= Counts of Meaux =

Counts who reigned over the county of Meaux include:

==Counts of Meaux==

- c. 750: Helmgaud.
- 787: Richard, appeared in an inventory of Abbey of Saint Wandrille after the death of abbot Witlaic.
- 799–813: Helmgaud II, son of Gauzhelm, son of Helmgaud I. He was a Charlemagne's missi dominici alongside the bishop Jesse of Amiens; he notably attended the coronation of Charlemagne (according to Royal Frankish Annals in 799) and was sent in 802 as an embassy to Michael I Rangabe in about 812-813
- 862–877: Louis the Stammerer (born 879), a king of France (877-879)
- ?-886: Thibert, or Teutbert, count of Madrie, son or grandson of Nivelon. His daughter marries Pepin I of Aquitaine
- 886–888: Thibert, or Teutbert, or Tetbert (born 888), killed in Rouen, brother of Anscharic a bishop of Paris
- 888–902: Herbert I, Count of Vermandois (born 902), a count of Vermandois
- 902–943: Herbert II de Vermandois (born 943), count of Vermandois, son of the preceding, marries Adèle, daughter of Robert I of France, king of France.
- 943–966: Robert of Vermandois (c. 907 – c. 967/8), count of Meaux and Troyes (956-967), son of the preceding.
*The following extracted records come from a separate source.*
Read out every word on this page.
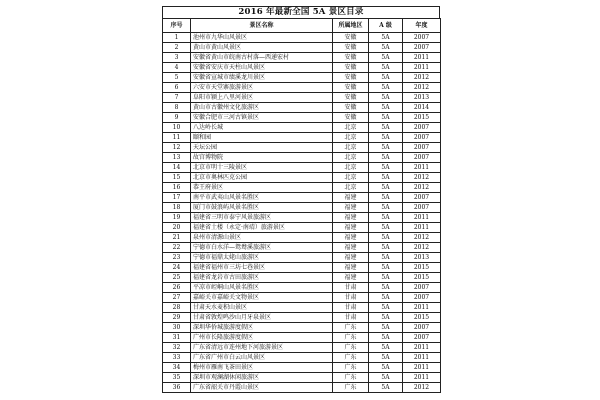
2016 年最新全国 5A 景区目录
序号	景区名称	所属地区	A 级	年度
1	池州市九华山风景区	安徽	5A	2007
2	黄山市黄山风景区	安徽	5A	2007
3	安徽省黄山市皖南古村落—西递宏村	安徽	5A	2011
4	安徽省安庆市天柱山风景区	安徽	5A	2011
5	安徽省宣城市绩溪龙川景区	安徽	5A	2012
6	六安市天堂寨旅游景区	安徽	5A	2012
7	阜阳市颍上八里河景区	安徽	5A	2013
8	黄山市古徽州文化旅游区	安徽	5A	2014
9	安徽合肥市三河古镇景区	安徽	5A	2015
10	八达岭长城	北京	5A	2007
11	颐和园	北京	5A	2007
12	天坛公园	北京	5A	2007
13	故宫博物院	北京	5A	2007
14	北京市明十三陵景区	北京	5A	2011
15	北京市奥林匹克公园	北京	5A	2012
16	恭王府景区	北京	5A	2012
17	南平市武夷山风景名胜区	福建	5A	2007
18	厦门市鼓浪屿风景名胜区	福建	5A	2007
19	福建省三明市泰宁风景旅游区	福建	5A	2011
20	福建省土楼（永定·南靖）旅游景区	福建	5A	2011
21	泉州市清源山景区	福建	5A	2012
22	宁德市白水洋—鸳鸯溪旅游区	福建	5A	2012
23	宁德市福鼎太姥山旅游区	福建	5A	2013
24	福建省福州市三坊七巷景区	福建	5A	2015
25	福建省龙岩市古田旅游区	福建	5A	2015
26	平凉市崆峒山风景名胜区	甘肃	5A	2007
27	嘉峪关市嘉峪关文物景区	甘肃	5A	2007
28	甘肃天水麦积山景区	甘肃	5A	2011
29	甘肃省敦煌鸣沙山月牙泉景区	甘肃	5A	2015
30	深圳华侨城旅游度假区	广东	5A	2007
31	广州市长隆旅游度假区	广东	5A	2007
32	广东省清远市连州地下河旅游景区	广东	5A	2011
33	广东省广州市白云山风景区	广东	5A	2011
34	梅州市雁南飞茶田景区	广东	5A	2011
35	深圳市观澜湖休闲旅游区	广东	5A	2011
36	广东省韶关市丹霞山景区	广东	5A	2012
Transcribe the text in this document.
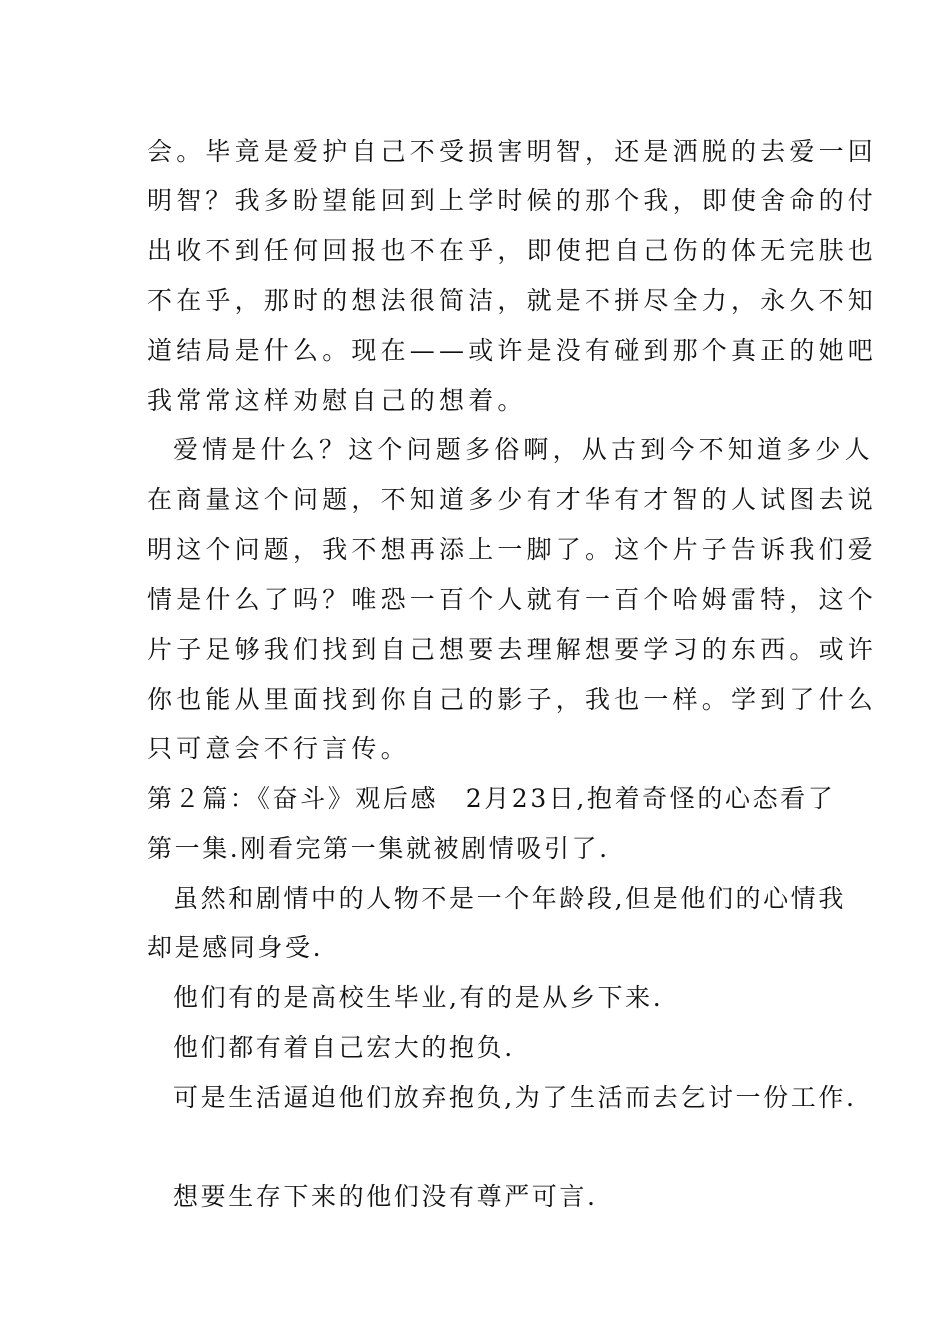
会。毕竟是爱护自己不受损害明智，还是洒脱的去爱一回
明智？我多盼望能回到上学时候的那个我，即使舍命的付
出收不到任何回报也不在乎，即使把自己伤的体无完肤也
不在乎，那时的想法很简洁，就是不拼尽全力，永久不知
道结局是什么。现在——或许是没有碰到那个真正的她吧
我常常这样劝慰自己的想着。
爱情是什么？这个问题多俗啊，从古到今不知道多少人
在商量这个问题，不知道多少有才华有才智的人试图去说
明这个问题，我不想再添上一脚了。这个片子告诉我们爱
情是什么了吗？唯恐一百个人就有一百个哈姆雷特，这个
片子足够我们找到自己想要去理解想要学习的东西。或许
你也能从里面找到你自己的影子，我也一样。学到了什么
只可意会不行言传。
第２篇：《奋斗》观后感　2月23日,抱着奇怪的心态看了
第一集.刚看完第一集就被剧情吸引了.
虽然和剧情中的人物不是一个年龄段,但是他们的心情我
却是感同身受.
他们有的是高校生毕业,有的是从乡下来.
他们都有着自己宏大的抱负.
可是生活逼迫他们放弃抱负,为了生活而去乞讨一份工作.
想要生存下来的他们没有尊严可言.
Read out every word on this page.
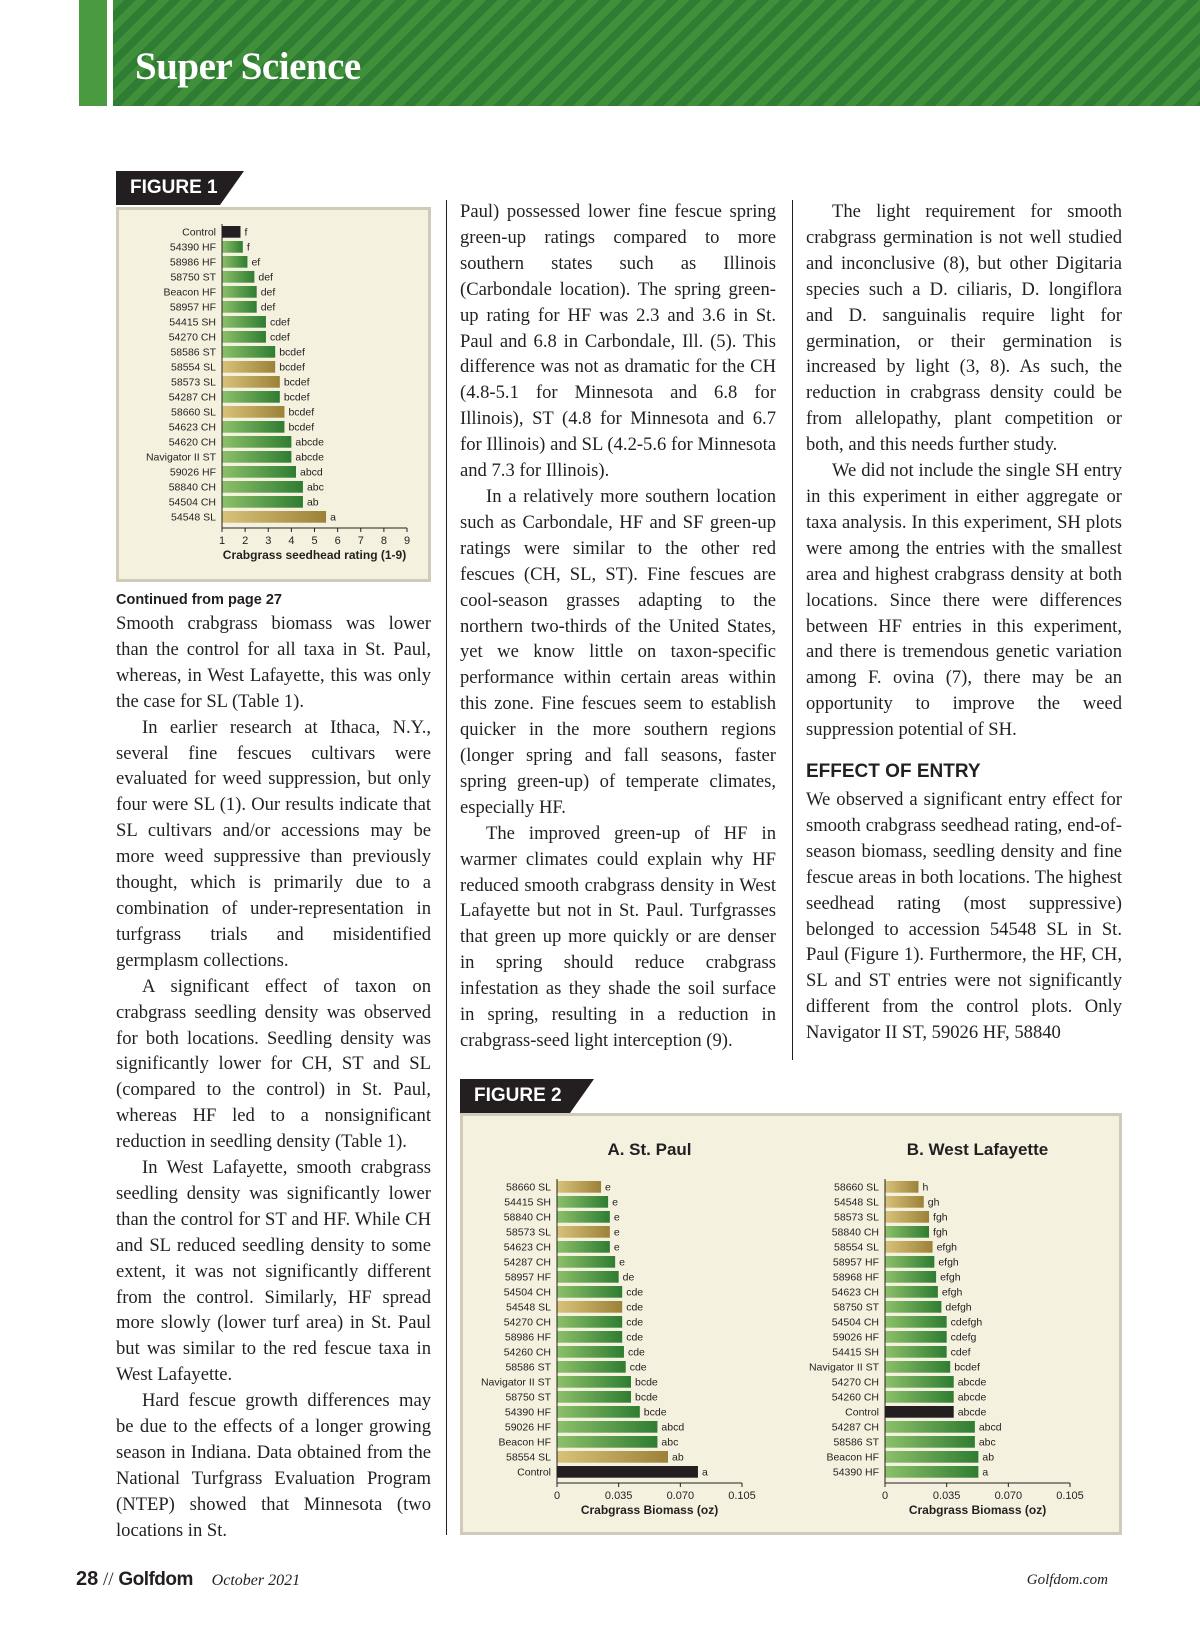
Super Science
FIGURE 1
Control	f
54390 HF	f
58986 HF	ef
58750 ST	def
Beacon HF	def
58957 HF	def
54415 SH	cdef
54270 CH	cdef
58586 ST	bcdef
58554 SL	bcdef
58573 SL	bcdef
54287 CH	bcdef
58660 SL	bcdef
54623 CH	bcdef
54620 CH	abcde
Navigator II ST	abcde
59026 HF	abcd
58840 CH	abc
54504 CH	ab
54548 SL	a
1 2 3 4 5 6 7 8 9
Crabgrass seedhead rating (1-9)
Continued from page 27

Smooth crabgrass biomass was lower than the control for all taxa in St. Paul, whereas, in West Lafayette, this was only the case for SL (Table 1).

In earlier research at Ithaca, N.Y., several fine fescues cultivars were evaluated for weed suppression, but only four were SL (1). Our results indicate that SL cultivars and/or accessions may be more weed suppressive than previously thought, which is primarily due to a combination of under-representation in turfgrass trials and misidentified germplasm collections.

A significant effect of taxon on crabgrass seedling density was observed for both locations. Seedling density was significantly lower for CH, ST and SL (compared to the control) in St. Paul, whereas HF led to a nonsignificant reduction in seedling density (Table 1).

In West Lafayette, smooth crabgrass seedling density was significantly lower than the control for ST and HF. While CH and SL reduced seedling density to some extent, it was not significantly different from the control. Similarly, HF spread more slowly (lower turf area) in St. Paul but was similar to the red fescue taxa in West Lafayette.

Hard fescue growth differences may be due to the effects of a longer growing season in Indiana. Data obtained from the National Turfgrass Evaluation Program (NTEP) showed that Minnesota (two locations in St.

Paul) possessed lower fine fescue spring green-up ratings compared to more southern states such as Illinois (Carbondale location). The spring green-up rating for HF was 2.3 and 3.6 in St. Paul and 6.8 in Carbondale, Ill. (5). This difference was not as dramatic for the CH (4.8-5.1 for Minnesota and 6.8 for Illinois), ST (4.8 for Minnesota and 6.7 for Illinois) and SL (4.2-5.6 for Minnesota and 7.3 for Illinois).

In a relatively more southern location such as Carbondale, HF and SF green-up ratings were similar to the other red fescues (CH, SL, ST). Fine fescues are cool-season grasses adapting to the northern two-thirds of the United States, yet we know little on taxon-specific performance within certain areas within this zone. Fine fescues seem to establish quicker in the more southern regions (longer spring and fall seasons, faster spring green-up) of temperate climates, especially HF.

The improved green-up of HF in warmer climates could explain why HF reduced smooth crabgrass density in West Lafayette but not in St. Paul. Turfgrasses that green up more quickly or are denser in spring should reduce crabgrass infestation as they shade the soil surface in spring, resulting in a reduction in crabgrass-seed light interception (9).

The light requirement for smooth crabgrass germination is not well studied and inconclusive (8), but other Digitaria species such a D. ciliaris, D. longiflora and D. sanguinalis require light for germination, or their germination is increased by light (3, 8). As such, the reduction in crabgrass density could be from allelopathy, plant competition or both, and this needs further study.

We did not include the single SH entry in this experiment in either aggregate or taxa analysis. In this experiment, SH plots were among the entries with the smallest area and highest crabgrass density at both locations. Since there were differences between HF entries in this experiment, and there is tremendous genetic variation among F. ovina (7), there may be an opportunity to improve the weed suppression potential of SH.

EFFECT OF ENTRY

We observed a significant entry effect for smooth crabgrass seedhead rating, end-of-season biomass, seedling density and fine fescue areas in both locations. The highest seedhead rating (most suppressive) belonged to accession 54548 SL in St. Paul (Figure 1). Furthermore, the HF, CH, SL and ST entries were not significantly different from the control plots. Only Navigator II ST, 59026 HF, 58840

FIGURE 2
A. St. Paul
58660 SL	e
54415 SH	e
58840 CH	e
58573 SL	e
54623 CH	e
54287 CH	e
58957 HF	de
54504 CH	cde
54548 SL	cde
54270 CH	cde
58986 HF	cde
54260 CH	cde
58586 ST	cde
Navigator II ST	bcde
58750 ST	bcde
54390 HF	bcde
59026 HF	abcd
Beacon HF	abc
58554 SL	ab
Control	a
0	0.035	0.070	0.105
Crabgrass Biomass (oz)
B. West Lafayette
58660 SL	h
54548 SL	gh
58573 SL	fgh
58840 CH	fgh
58554 SL	efgh
58957 HF	efgh
58968 HF	efgh
54623 CH	efgh
58750 ST	defgh
54504 CH	cdefgh
59026 HF	cdefg
54415 SH	cdef
Navigator II ST	bcdef
54270 CH	abcde
54260 CH	abcde
Control	abcde
54287 CH	abcd
58586 ST	abc
Beacon HF	ab
54390 HF	a
0	0.035	0.070	0.105
Crabgrass Biomass (oz)
28 // Golfdom October 2021	Golfdom.com
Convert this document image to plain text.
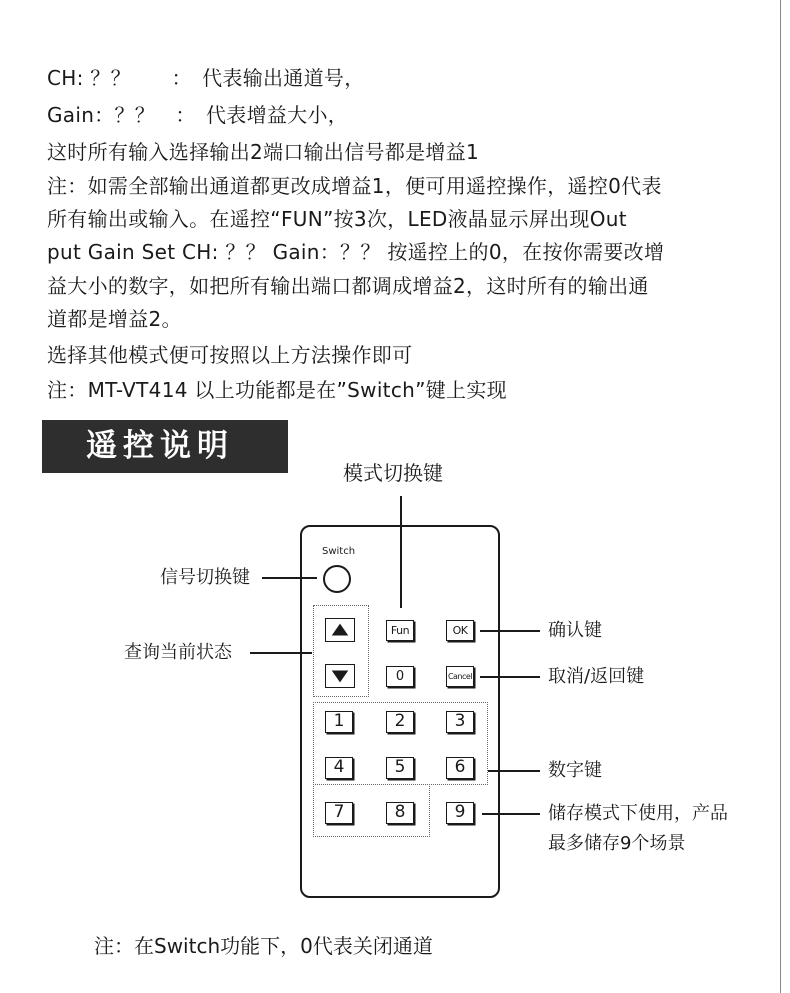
CH: ？？　　：　代表输出通道号，
Gain：？？　：　代表增益大小，
这时所有输入选择输出2端口输出信号都是增益1
注：如需全部输出通道都更改成增益1，便可用遥控操作，遥控0代表
所有输出或输入。在遥控“FUN”按3次，LED液晶显示屏出现Out
put Gain Set CH: ？？ Gain：？？ 按遥控上的0，在按你需要改增
益大小的数字，如把所有输出端口都调成增益2，这时所有的输出通
道都是增益2。
选择其他模式便可按照以上方法操作即可
注：MT-VT414 以上功能都是在”Switch”键上实现
遥控说明
模式切换键
信号切换键
查询当前状态
确认键
取消/返回键
数字键
储存模式下使用，产品
最多储存9个场景
Switch
Fun	OK
0	Cancel
1	2	3
4	5	6
7	8	9
注：在Switch功能下，0代表关闭通道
Marries Adélaïde Werra, countess of Troyes, daughter of Gilbert de Chalon, main count of Burgundy.
- 967–995: Herbert of Vermandois, count of Meaux and Troyes, son of the preceding.
- 995–1022: Stephen I of Troyes, count of Meaux and Troyes, son of the preceding
- 1022-1037: Odo II, Count of Blois (983–1037), count of Blois, of Reims, Meaux and Troyes, cousin of the preceding, descendant of Herbert II, count of Vermandois. Marries firstly in 1103 Mathilde de Normandie (born 1006), secondly Ermengearde d'Auvergne
- 1037–1047: Stephen II (born 1047), count of Meaux and Troyes, son of the preceding and Ermengearde d'Auvergne.
- 1047–1066: Odo II of Troyes (born 1115), count of Meaux and Troyes, son of the preceding. He accompanies William the Conqueror and settles in England. His uncle then took over his Champagne estates.
- 1066–1089: Thibaut I (1019–1089), count of Blois, Meaux and Troyes, uncle of the preceding, son of Odo I and Ermengearde d'Auvergne. Marries firstly Gersende du Maine, secondly Adele of Valois.
- 1089–1102: Stephen (born 1102), count of Blois and Meaux, son of Theobald I and Gersende du Maine. Marries Adela of Normandy.
- 1102–1151: Theobald II, (born 1152), count of Blois and Meaux, count of Champagne in 1125, son of the preceding.

== Viscounts of Meaux ==
The counts of Meaux were assisted by the viscounts of Meaux, at least since 1081/1098.

They were also Lords of La Ferté-Ancoul/-sous-Jouarre, and from the end of the 11th century until the Revolution, the viscounts were descended from the old masters of La Ferté-sous-Jouarre: the families of La Ferté-Ancoul, then Oisy (Simon), of Montmirail (Jean de Montmirail and his daughter Marie; they had also Condé, long associated with La Ferté-Ancoul and Meaux), Coucy (Enguerrand III; Enguerrand V), of Béthune-Locres, Bar (Robert of Marle and his daughter Jeanne), of Luxembourg-Saint-Pol (Louis and his granddaughter Marie), of Bourbon-Vendôme (Charles, duke of Vendôme and the grandfather of the King Henri IV) then Bourbon-Condé (Louis).

And then on 13 August 1627 Henri II of Condé (1588-1646, 26th Viscount of Meaux) yields the viscount (épicène at the time) to Maximilien de Béthune, Duke of Sully, from Béthune-Locres. The valuation was very low, 15,000 livres only (except if it concerns the income and not the capital of the viscount).

The latter leaves it to his youngest son François, duke of Orval (1602-1678, brother of Maximilien II) and to his grandson Philippe (born August 1682, son of François, he is said to have ceded the viscount during his lifetime to his first cousin Maximilien III), then to Maximilien II, dukes of Sully, Maximilien III François (1615-1662), Maximilien IV Pierre (1640-1694), Maximilien V Pierre-François-Nicolas (1664-1712), Maximilien VI Henri (1669-1729, without offspring, vacant at his death), Maximilien VIII Antoine-Armand of Orval (1730-1786, known as viscount of Meaux "since his birth" father of Maximilien IX Alexis (1750-1776) and Maximilien X Gabriel-Louis (1756-1800)).